Mon copain Joël et sa fratrie Daniel, Patrick et Patricia…
Ma copine Yvonne et sa sœur Ginette… Alain le musicien,
batteur-chanteur… Chez nous, nous étions deux filles,
Christine et Chantal. Il y avait enfin Johannès, un piètre
voyou qui l'année de mes dix-neuf ans avait profité
de notre départ en vacances, pour cambrioler notre domicile
avec sa bande. La télévision dont nous disposions
depuis quelques mois avait disparu et la plupart de mes vêtements
aussi. Il a été arrêté ensuite, puis
libéré. Si nous avions récupéré
la télé, il m'arrivait cependant de le croiser
dans le quartier avec mon pull rouge sur le dos !!
Tous ces enfants ne sont pas restés gravés dans
ma mémoire avec la même force… Il en est
pourtant quelques uns qui ont laissé des traces indélébiles.

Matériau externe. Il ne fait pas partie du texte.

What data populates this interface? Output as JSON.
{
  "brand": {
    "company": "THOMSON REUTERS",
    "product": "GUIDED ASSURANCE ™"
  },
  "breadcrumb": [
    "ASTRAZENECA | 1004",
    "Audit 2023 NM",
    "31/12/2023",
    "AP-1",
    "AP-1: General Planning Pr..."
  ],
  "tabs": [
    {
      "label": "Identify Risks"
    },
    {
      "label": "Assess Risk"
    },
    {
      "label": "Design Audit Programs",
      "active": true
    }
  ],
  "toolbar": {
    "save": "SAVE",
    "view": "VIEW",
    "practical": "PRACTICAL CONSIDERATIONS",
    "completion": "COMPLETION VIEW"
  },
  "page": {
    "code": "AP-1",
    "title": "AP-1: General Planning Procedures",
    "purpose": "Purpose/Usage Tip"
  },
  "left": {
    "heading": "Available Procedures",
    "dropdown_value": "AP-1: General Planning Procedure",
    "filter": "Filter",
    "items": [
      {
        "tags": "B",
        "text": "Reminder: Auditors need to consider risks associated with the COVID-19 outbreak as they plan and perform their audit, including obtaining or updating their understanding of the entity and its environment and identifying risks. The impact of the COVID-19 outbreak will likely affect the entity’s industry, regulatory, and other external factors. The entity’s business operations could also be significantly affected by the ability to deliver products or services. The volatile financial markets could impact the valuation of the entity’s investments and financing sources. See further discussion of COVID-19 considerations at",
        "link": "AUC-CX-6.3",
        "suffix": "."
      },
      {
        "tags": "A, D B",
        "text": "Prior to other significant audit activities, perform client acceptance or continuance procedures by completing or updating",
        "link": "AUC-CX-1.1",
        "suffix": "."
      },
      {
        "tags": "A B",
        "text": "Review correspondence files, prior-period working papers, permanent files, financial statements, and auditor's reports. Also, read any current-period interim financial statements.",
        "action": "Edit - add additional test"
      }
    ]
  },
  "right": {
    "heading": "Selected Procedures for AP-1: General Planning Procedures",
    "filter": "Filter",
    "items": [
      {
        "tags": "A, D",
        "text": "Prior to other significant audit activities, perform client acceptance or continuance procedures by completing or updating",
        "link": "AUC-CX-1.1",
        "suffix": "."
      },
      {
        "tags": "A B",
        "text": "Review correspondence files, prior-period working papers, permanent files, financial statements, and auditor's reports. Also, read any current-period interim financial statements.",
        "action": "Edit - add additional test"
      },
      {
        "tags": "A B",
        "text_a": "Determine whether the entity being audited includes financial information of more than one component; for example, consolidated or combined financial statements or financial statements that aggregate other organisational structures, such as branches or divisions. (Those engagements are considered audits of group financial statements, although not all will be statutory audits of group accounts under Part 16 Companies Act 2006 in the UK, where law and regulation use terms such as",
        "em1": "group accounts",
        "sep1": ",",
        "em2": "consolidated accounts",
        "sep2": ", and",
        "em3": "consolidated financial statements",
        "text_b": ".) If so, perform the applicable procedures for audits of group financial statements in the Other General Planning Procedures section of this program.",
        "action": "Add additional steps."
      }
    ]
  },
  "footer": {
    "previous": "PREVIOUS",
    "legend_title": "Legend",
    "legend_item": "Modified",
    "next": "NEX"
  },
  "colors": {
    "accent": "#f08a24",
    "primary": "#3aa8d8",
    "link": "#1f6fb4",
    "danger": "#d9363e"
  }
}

En ce temps-là, en parcourant la rue Fleury jusqu'à
son extrémité, on débouchait sur un vague
chemin de terre qui vers la gauche permettait de rejoindre le
champ et vers la droite menait à une zone pavillonnaire
qu'on appelait – je l'ai appris récemment –
le quartier des Italiens. Le long de ce sentier se trouvaient
plusieurs bâtisses que je ne situe plus très bien,
mais dont l'une possédait un vaste jardin que je n'ai
pas oublié parce qu'en le traversant (on nous y avait
autorisés), nous pouvions aller chez mon arrière-grand-mère
qui habitait rue du Vert Buisson, une voie maintenant disparue
et remplacée par celle du Fort de Douaumont. On atteignait
sa maison par une longue allée qui traversait de part
en part un potager. Une porte flanquée de deux fenêtres
et sur le côté droit une entrée vers la
cour arrière, abritée par un préau obscur
que j'aimais beaucoup. On pouvait jouer dehors, même par
temps de pluie. Dans la maison voisine, j'avais fait connaissance
avec Annie qui avait deux ou trois ans de moins que moi, mais
que je retrouvais avec impatience à chaque fois que je
me rendais là-bas.
Juste avant le passage non goudronné
auquel aboutissait la rue Fleury, une demeure en bois, toute
en longueur, avec un balai suspendu à l'envers près
de la porte d'entrée, abritait la famille de ma copine
Yvonne. A quelques pas, avait été édifié
un second bâtiment, qu'on appelait le "chalet".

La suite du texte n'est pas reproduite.